I've been doing some research on kindergarten readiness lately. I know it seems a little premature, but Fiona will be 4 in about 8 weeks. The natural progression of things is that she will then turn 5 a year later and should be in kindergarten at that time. So with that thought process I only have a year to make sure that she's ready to start school. Less than that if she's one of those kids we all knew that started kindergarten at 4 because of when their birthday was. Plus, school starts in August around here so technically kindergarten registration is just around the corner.
I called the local elementary school to find out about registration and cut off dates and everything that goes with it. What I found out was surprising and a bit irritating, but with an odd silver-like lining. The cut off date for our district is November 1. What that means is that kids that turn 5 before November 1 can start kindergarten. After November 1 they will need to wait until the next year to start. Here's my problem with that; with that schedule Fiona would then turn 6 while still in kindergarten. That's not really that big of a deal. What is a big deal is that would mean she would be 19 when she graduated high school. What I do not want is a 19 year old senior! What I don't need is a sophomore than can drive a year ahead of all of her classmates. There's just no way that can have a good outcome. The office administrator told me that they'll be making the cut-off date even earlier next year and the year after. Holy crap people! At this rate kids won't graduate until they're 20!

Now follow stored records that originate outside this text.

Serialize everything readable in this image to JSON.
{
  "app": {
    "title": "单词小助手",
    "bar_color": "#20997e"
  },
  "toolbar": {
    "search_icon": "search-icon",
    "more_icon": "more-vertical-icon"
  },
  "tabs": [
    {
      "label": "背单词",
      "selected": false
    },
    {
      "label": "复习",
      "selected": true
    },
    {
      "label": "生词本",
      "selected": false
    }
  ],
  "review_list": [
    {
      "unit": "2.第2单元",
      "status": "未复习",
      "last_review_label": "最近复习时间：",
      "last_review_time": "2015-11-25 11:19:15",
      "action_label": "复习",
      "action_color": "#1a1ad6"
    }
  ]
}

You have to wonder why this change is happening. I've read different articles over the last few years about the changes in kindergarten curriculum; How we now expect our kindergarteners to preform at a level that was previously thought of as first (and sometimes) second grade. Kindergarten is not for teaching the basics (letters, shapes) and leaving it up to first grade to teach reading, but is now for teaching the basics of reading, sentence writing, science, and math. Preschool used to be something rare. Now it seems the talk of all my mom-friends the second their little bundle turns two. With apparently a good reason. Unless you're an educator yourself, how can you expect to get your child ready for the expectations they will be faced with the second they hit the "real" classrooms? It seems that most daycare situations have an integrated preschool program. If you are a dual income family and have your kids in daycare the problem seems to just take care of itself.

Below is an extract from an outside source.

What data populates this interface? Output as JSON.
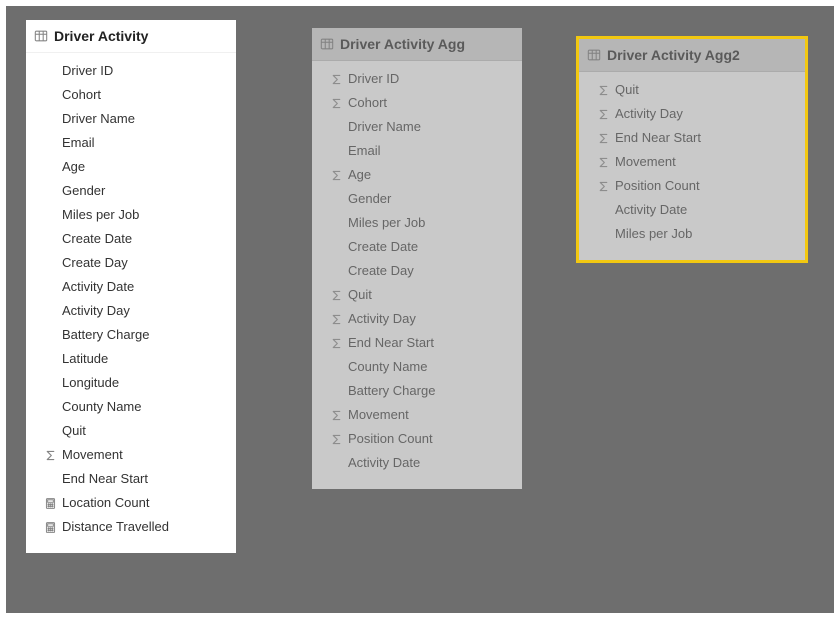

But what of the stay-at-home or work-at-home mom like me? We're expected to put out of pocket for (what seems like) a necessary (rather large) expense if our kids are going to have the skills they need when they enter the first year of their education. Or you spend hours doing research and buying curriculum to try to mitigate the cost at least a little bit. That's the path we've chosen. Thankfully Fiona seems to be a little knowledge-sponge and soaks up every bit of anything you can throw at her. Thanks to the show Dinosaur Train on PBS she can tell you facts about dinosaurs I can't remember or even spell. She knows whether or not they're herbivores, carnivores, or omnivores, and what that means! Mickey Mouse Clubhouse has taught her letters, numbers and shapes. Lots of time on www.abcmouse.com has helped her with putting it all together in a way I'd never know how to teach her. We just ordered activity packs from 123 Textured Products for some more hands-on activities.

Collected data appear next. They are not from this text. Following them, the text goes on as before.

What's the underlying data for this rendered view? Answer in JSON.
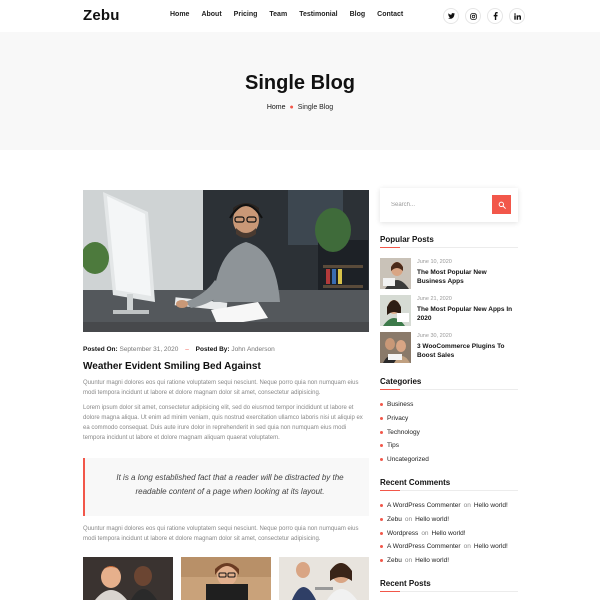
{
  "header": {
    "logo": "Zebu",
    "nav": [
      "Home",
      "About",
      "Pricing",
      "Team",
      "Testimonial",
      "Blog",
      "Contact"
    ],
    "socials": [
      {
        "label": "t",
        "icon": "twitter-icon"
      },
      {
        "label": "ig",
        "icon": "instagram-icon"
      },
      {
        "label": "f",
        "icon": "facebook-icon"
      },
      {
        "label": "in",
        "icon": "linkedin-icon"
      }
    ]
  },
  "banner": {
    "title": "Single Blog",
    "breadcrumb_home": "Home",
    "breadcrumb_current": "Single Blog"
  },
  "post": {
    "posted_on_label": "Posted On:",
    "posted_on_value": "September 31, 2020",
    "posted_by_label": "Posted By:",
    "posted_by_value": "John Anderson",
    "title": "Weather Evident Smiling Bed Against",
    "para1": "Quuntur magni dolores eos qui ratione voluptatem sequi nesciunt. Neque porro quia non numquam eius modi tempora incidunt ut labore et dolore magnam dolor sit amet, consectetur adipisicing.",
    "para2": "Lorem ipsum dolor sit amet, consectetur adipisicing elit, sed do eiusmod tempor incididunt ut labore et dolore magna aliqua. Ut enim ad minim veniam, quis nostrud exercitation ullamco laboris nisi ut aliquip ex ea commodo consequat. Duis aute irure dolor in reprehenderit in sed quia non numquam eius modi tempora incidunt ut labore et dolore magnam aliquam quaerat voluptatem.",
    "quote": "It is a long established fact that a reader will be distracted by the readable content of a page when looking at its layout.",
    "para3": "Quuntur magni dolores eos qui ratione voluptatem sequi nesciunt. Neque porro quia non numquam eius modi tempora incidunt ut labore et dolore magnam dolor sit amet, consectetur adipisicing."
  },
  "sidebar": {
    "search_placeholder": "Search...",
    "popular_heading": "Popular Posts",
    "popular": [
      {
        "date": "June 10, 2020",
        "title": "The Most Popular New Business Apps"
      },
      {
        "date": "June 21, 2020",
        "title": "The Most Popular New Apps In 2020"
      },
      {
        "date": "June 30, 2020",
        "title": "3 WooCommerce Plugins To Boost Sales"
      }
    ],
    "categories_heading": "Categories",
    "categories": [
      "Business",
      "Privacy",
      "Technology",
      "Tips",
      "Uncategorized"
    ],
    "comments_heading": "Recent Comments",
    "comments": [
      {
        "author": "A WordPress Commenter",
        "on": "on",
        "post": "Hello world!"
      },
      {
        "author": "Zebu",
        "on": "on",
        "post": "Hello world!"
      },
      {
        "author": "Wordpress",
        "on": "on",
        "post": "Hello world!"
      },
      {
        "author": "A WordPress Commenter",
        "on": "on",
        "post": "Hello world!"
      },
      {
        "author": "Zebu",
        "on": "on",
        "post": "Hello world!"
      }
    ],
    "recent_heading": "Recent Posts"
  },
  "colors": {
    "accent": "#f2574a",
    "banner_bg": "#f8f8f8"
  }
}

Why are we doing this if she won't be heading to school next year? Well, here's the odd silver-like lining. When she turns 5 she will be eligible to be evaluated for kindergarten. When the child turns five they're brought into the classroom for a month and evaluated by the teacher. If the teacher feels that she knows what she needs to know and is on par with the other kids in the class she will be able to complete the rest of the school year with the rest of the kids and go into first grade the following year. For us that means getting Fiona ready in the next year is even more important than if she was just to start when her birthday dictated. If you know Fiona, you know she'll be more than ready to start at 5. Even if we did nothing.
As we ready one child to head out into the world, we are getting another started on her school years. Amazing.